House price falls confirmed by government stats
House price growth at two-year low
Tuesday, 08 Jul 2008 11:13
The latest statistics from the Department for Communities and Local Government (CLG) find house price inflation is now at the lowest level for over two years.
CLG data finds prices grew 3.7 per cent year-on-year to May, down from 4.9 per cent in April.
Between April and May this year there was a fall of 0.3 per cent in the prices index of properties bought compared with a rise of 0.9 per cent over the same period last year, resulting in a decrease in the annual rate.
The figures – along with those released earlier today by the
Council of Mortgage Lenders (CML), showing a moderate increase in lending – serve to present a relatively moderate picture of the property industry.
However, this largely goes against the grain of a host of other indicators.
While the CML argues gross mortgage lending has increased by two per cent between April and May, it remains 44 per cent below the same period of last year.
Similarly, the moderate price gains reported by the CLG lag behind the trend established by Nationwide – showing prices are now falling by an average of 6.3 per cent year-on-year in June.
The official government figures can be expected to head in this direction.

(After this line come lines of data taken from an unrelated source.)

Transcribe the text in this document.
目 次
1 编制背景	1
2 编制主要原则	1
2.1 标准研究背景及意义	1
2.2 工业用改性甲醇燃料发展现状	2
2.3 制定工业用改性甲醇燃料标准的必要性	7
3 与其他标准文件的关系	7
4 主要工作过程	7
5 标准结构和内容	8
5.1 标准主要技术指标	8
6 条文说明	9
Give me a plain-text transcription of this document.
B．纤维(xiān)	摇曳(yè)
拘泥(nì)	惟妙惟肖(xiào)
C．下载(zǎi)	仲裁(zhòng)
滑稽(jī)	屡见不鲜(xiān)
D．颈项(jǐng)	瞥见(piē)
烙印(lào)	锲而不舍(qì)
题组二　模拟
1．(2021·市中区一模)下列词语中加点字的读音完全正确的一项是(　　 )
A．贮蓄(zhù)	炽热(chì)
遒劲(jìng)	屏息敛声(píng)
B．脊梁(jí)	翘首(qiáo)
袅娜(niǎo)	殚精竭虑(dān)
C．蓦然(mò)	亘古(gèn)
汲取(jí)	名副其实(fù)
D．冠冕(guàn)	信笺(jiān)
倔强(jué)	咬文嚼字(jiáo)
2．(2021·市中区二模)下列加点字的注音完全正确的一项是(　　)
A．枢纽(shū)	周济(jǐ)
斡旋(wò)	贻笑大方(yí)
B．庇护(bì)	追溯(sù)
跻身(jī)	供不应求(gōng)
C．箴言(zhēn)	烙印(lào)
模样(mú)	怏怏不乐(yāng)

The moderate fall in prices recorded in between April and May can be attributed to decreases in average prices for detached houses (2.1 per cent), bungalows (one per cent), terraced houses (0.6 per cent) and semi-detached houses (0.4 per cent each).
However, the fall is offset by an increase in average prices for flats (3.2 per cent).
The average cost of a property in the UK according to CLG is now £218,151.
The average price paid by first-time buyers across the whole of the UK was £162,666 in May, while the average price paid by former owner occupiers was £251,075.
"The CLG data do little to dilute the serious concerns over the housing market, even though it shows house prices still rising year-on-year," explained Global Insight chief economist, Howard Archer.
"Severe downward pressure on house prices continues to come from very weak housing market activity, elevated affordability pressures on potential house buyers and very tight credit conditions.
"Elevated affordability pressures on potential house buyers stem from high house prices and modest disposable income growth, while very tight credit conditions are leading to markedly fewer and more expensive mortgages being available."